Speaking of orotic acid, also considered (by some) vitamin B13... orotic acid is another good way to increase uridine, being as its chemical makeup is almost identical to that of uracil. However, orotic acid alone would be inefficiently diffused into the cells. Yet orotic acid bound to another element would act as an efficient transporter along the pentose phosphate pathway. For instance a chemically charged orotate, such as magnesium orotate, would not only help a neutrally charged orotic acid better entrance into the cell, but uracil and the bound magnesium as well. This makes orotic acid itself a fairly exciting and effective mitochondrial pathway reviver and transporter.
For those suffering from mitochondrial diseases, the most uniform complaint seems to be about gastric intolerances, or polygenic and genetotropic diseases: such as IBS and GI dysmotility. These appear to be compounded in part due to improper mitochondrial lipid, protein, amino, sugar digestion. Uridine or triacyteluridine helps promote the very mitochondrial pathways needed to release energy from lipids and carbs. In my mom's case, I'm talking about an improvement upon a sometimes tri-weekly bout of annoying bloating, gas, and diarrhea or loose bowels. While her long-term memory problems have now subsided, per se, difficulties in learning new short-term tasks or information (especially under duress) remained. This has also now diminished greatly with triacytleuridine treatment. Her memory recall and response times have also greatly quickened to even the most mundane or ordinary questions. Shortness of breath under mild exertion or a shuffling gate under great physical exertion has also greatly reduced. Does this sound similar? How many of those in statin recovery still complain about all these symptoms?

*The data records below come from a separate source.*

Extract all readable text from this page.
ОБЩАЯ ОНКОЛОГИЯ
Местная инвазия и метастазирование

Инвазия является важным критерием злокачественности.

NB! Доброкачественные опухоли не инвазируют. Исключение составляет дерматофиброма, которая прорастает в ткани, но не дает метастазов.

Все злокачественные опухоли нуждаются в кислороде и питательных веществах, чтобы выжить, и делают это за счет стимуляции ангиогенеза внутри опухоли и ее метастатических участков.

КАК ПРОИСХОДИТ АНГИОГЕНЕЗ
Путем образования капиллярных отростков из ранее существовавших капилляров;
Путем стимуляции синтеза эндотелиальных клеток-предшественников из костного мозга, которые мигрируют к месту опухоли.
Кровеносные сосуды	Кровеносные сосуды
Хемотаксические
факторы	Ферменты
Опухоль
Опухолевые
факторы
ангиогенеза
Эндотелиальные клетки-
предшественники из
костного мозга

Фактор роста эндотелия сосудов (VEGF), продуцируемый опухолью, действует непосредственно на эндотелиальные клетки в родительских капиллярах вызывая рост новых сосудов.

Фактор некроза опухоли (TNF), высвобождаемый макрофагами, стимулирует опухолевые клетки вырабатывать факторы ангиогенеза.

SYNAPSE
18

I would be more excited at the discovery though, if not for being so exhausted. We're talking about the very heart of DNA synthesis. Uridine nucleotides are directly coupled to the respiratory chain. In a state of lactic acidosis, the mitochondria begin to use glucose instead of oxygen. Oxygen is obviously required for proper energy production.... with hypoxia being the main cause for cellular death (both apoptosis and necrosis,) cancers, or more importantly mutations in mtDNA. For instance, a slowing DNA synthesis creates large immature red blood cells incapable of carrying oxygen and dividing. Heme would also play a role here. Purine and pyrimidine metabolism is then greatly reduced along the pentose phosphate pathway. This would further limit ribose synthesis, or the energy needed for ATP production.